Staying awfully close to home with this one, but I can hardly be accused of horticultural gerrymandering, as this spectacular shrub has already garnered rave reviews and a boatload of awards from trade associations and publications around the country, including the American Nursery and Landscape Association’s (ANLA) “Garden Idol” prize at last year’s ANLA trade show.

I planted Little Devils by the dozens last year. Talk about versatile – you get a handsome, upright thrust of dark burgundy foliage that unlike its daddy plant, Diablo™, matures to only 4’ in height and 3-4’ in width. This makes the plant perfect for smaller landscapes and spaces where the great, lumbering Diablo doesn’t fit.

Little Devil is a cross between Diablo and some willing dwarf ninebark bred by Dr. David Zlesak, professor of horticulture at the University of Wisconsin-River Falls (Go Badgers! Go Packers!). It’s grown and distributed by Bailey Nurseries, St. Paul, Minnesota, and marketed under Bailey’s First Editions®brand of plants.

Attractive white flowers tinged pink appear throughout June. Plants are extremely low-maintenance. Grown in full sun (six hours of more) in average soil, plants should remain virtually pest and disease-free. Hit them with a little granular organic fertilizer once in spring, water once a week, and starting the third year prune at the base to control width, if desired.

Design possibilities are endless. The foliage color contrasts splendidly with all the greens, yellows and blues at your disposal, particularly green/blue/gold evergreens. Plants can be sheared into a semi-formal hedge. Due to its shorter stature, Little Devil is great backdrop for perennials, and can even be used as a single focal specimen within larger perennial beds. Hardy to USDA Zone 3, growing range for the plant is zones 3-7.

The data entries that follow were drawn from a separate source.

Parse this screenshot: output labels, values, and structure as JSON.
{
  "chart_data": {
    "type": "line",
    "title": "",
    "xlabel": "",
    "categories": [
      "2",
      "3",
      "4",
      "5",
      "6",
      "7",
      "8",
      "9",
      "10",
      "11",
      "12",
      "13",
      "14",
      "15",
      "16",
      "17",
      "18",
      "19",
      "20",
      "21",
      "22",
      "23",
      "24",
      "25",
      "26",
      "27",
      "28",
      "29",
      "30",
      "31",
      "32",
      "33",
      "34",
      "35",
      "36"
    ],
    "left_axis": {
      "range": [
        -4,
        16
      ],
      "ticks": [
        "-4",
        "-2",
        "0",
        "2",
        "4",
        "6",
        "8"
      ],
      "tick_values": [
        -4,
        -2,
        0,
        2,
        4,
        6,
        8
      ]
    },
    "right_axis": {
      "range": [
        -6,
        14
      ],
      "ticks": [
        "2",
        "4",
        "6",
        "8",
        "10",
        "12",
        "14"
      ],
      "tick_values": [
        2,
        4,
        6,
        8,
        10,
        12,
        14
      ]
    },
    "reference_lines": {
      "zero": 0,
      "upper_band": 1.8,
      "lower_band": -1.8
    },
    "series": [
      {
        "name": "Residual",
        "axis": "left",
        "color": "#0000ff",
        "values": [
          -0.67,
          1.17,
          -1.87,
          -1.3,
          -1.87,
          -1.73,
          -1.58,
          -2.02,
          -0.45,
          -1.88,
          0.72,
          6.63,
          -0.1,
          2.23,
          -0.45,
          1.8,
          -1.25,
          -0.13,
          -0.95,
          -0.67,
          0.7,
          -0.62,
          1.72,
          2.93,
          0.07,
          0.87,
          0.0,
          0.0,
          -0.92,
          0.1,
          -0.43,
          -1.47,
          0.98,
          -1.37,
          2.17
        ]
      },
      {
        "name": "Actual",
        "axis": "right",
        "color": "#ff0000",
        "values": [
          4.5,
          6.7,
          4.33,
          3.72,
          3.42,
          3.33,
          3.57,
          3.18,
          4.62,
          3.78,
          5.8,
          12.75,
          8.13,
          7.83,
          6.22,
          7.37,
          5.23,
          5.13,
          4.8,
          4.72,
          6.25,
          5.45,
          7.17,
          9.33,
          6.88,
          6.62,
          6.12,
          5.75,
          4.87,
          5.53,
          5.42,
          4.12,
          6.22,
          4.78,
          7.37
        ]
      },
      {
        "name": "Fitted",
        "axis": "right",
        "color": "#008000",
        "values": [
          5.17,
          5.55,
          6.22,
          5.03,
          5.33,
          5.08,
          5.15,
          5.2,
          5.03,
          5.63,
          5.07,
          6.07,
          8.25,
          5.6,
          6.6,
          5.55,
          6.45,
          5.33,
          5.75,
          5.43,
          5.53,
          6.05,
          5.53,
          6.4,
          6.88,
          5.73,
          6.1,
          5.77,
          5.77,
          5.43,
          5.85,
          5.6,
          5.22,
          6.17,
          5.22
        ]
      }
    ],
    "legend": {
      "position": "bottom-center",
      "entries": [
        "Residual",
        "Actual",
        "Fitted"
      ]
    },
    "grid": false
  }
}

So there you have it, America (and particularly you cheaters out in the Pacific Northwest): A little something from your pals up here in the great North Central.

The strumming of Hawaiian flat top guitars you hear announces the end of the 2011 Renegade Gardener High Spot/Black Spot Awards. Join me now beech side for coffee and desert. For those of you who are staying on a few additional days, I imagine I’ll be spending tomorrow like this:


Don Engebretson
The Renegade Gardener

p.s. The entire piece under “High Spot Award – Raising Urban Chickens” is a schtick. None of it really happened. It’s a joke, aimed at a certain segment of my readership. OK?